Question

A surveying company decides to base a portion of their employees’ salary raises on improvement in their use of equipment. To determine the improvement, the employees measure their ability to point on a target and read the circles of a theodolite every six months. One employee is tested six weeks after starting employment and obtains a standard deviation of ±1.6” with 30 measurements. Six months later the employee obtains a standard deviation of ±1.3” with 35 measurements. Did the employee improve statistically over six months at a 5% level of significance? Is this test an acceptable method of determining improvements in quality?

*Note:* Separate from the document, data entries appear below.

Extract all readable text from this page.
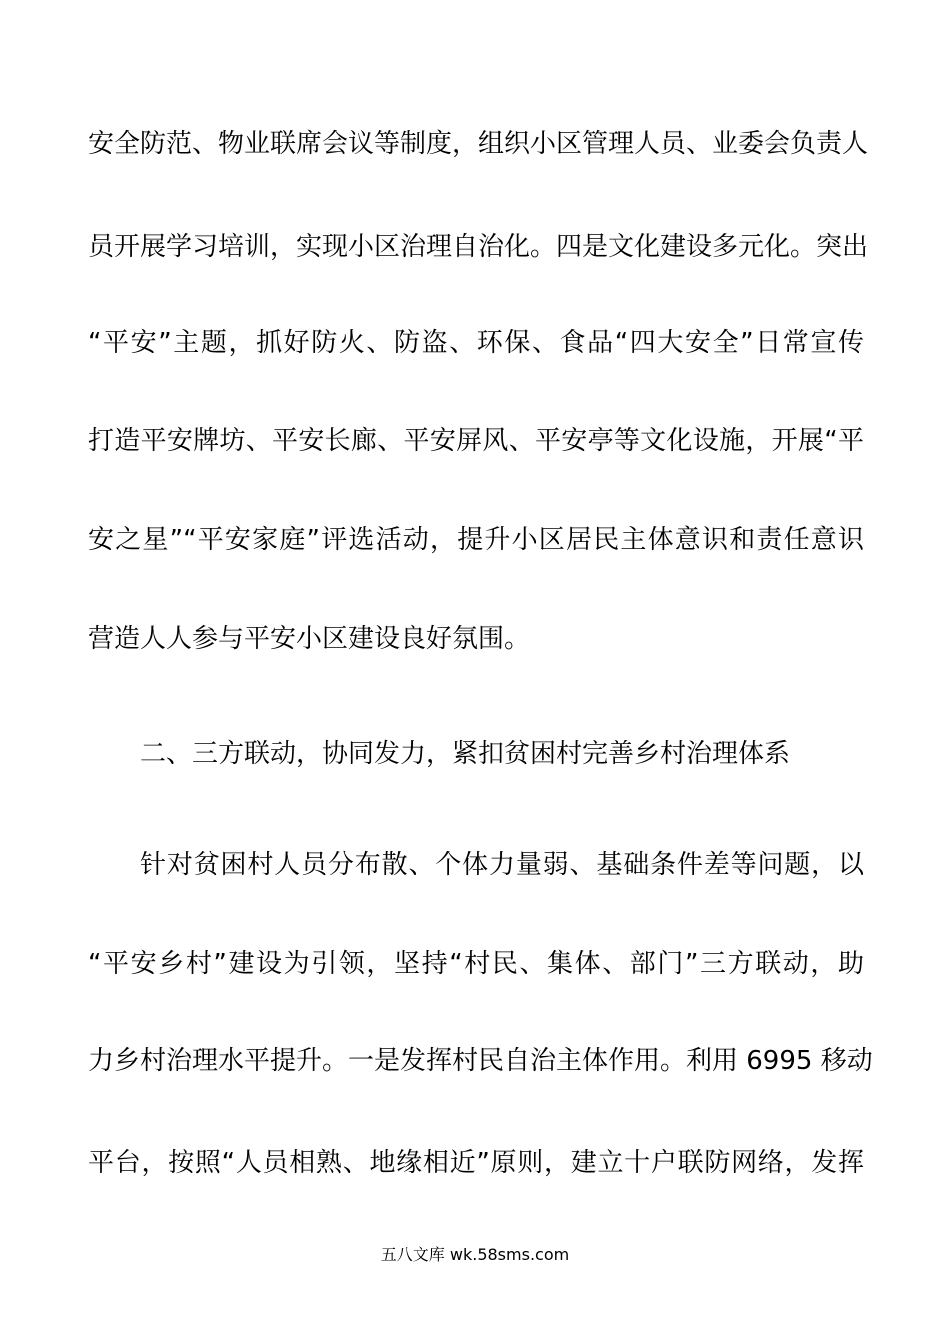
安全防范、物业联席会议等制度，组织小区管理人员、业委会负责人
员开展学习培训，实现小区治理自治化。四是文化建设多元化。突出
“平安”主题，抓好防火、防盗、环保、食品“四大安全”日常宣传
打造平安牌坊、平安长廊、平安屏风、平安亭等文化设施，开展“平
安之星”“平安家庭”评选活动，提升小区居民主体意识和责任意识
营造人人参与平安小区建设良好氛围。
二、三方联动，协同发力，紧扣贫困村完善乡村治理体系
针对贫困村人员分布散、个体力量弱、基础条件差等问题，以
“平安乡村”建设为引领，坚持“村民、集体、部门”三方联动，助
力乡村治理水平提升。一是发挥村民自治主体作用。利用 6995 移动
平台，按照“人员相熟、地缘相近”原则，建立十户联防网络，发挥
五八文库 wk.58sms.com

What suggestion, if any, would you give to modify the test?

Answer 1

Answer:

Given,

Null hypothesis

Ho : σ_A² < σ_B²

Alternative hypothesis

H_A: σ_A² > σ_B²

n1 = 30

n2 = 35

DF1 = n1 - 1

= 30 - 1

= 29

DF2 = n2 - 1

= 35 - 1

= 34

Test statistic = F = s1^2/s2^2

substitute values

= 1.6^2 / 1.3^2

F = 1.515

Here it is right tailed test

So the corresponding p value for F distribution is 0.124

Here p value > significance level(0.05) , so we fail to reject the null hypothesis Ho.

So we can say that there is insufficient evidence to conclude that the employee improve statistically over six months at a 5% level of significance.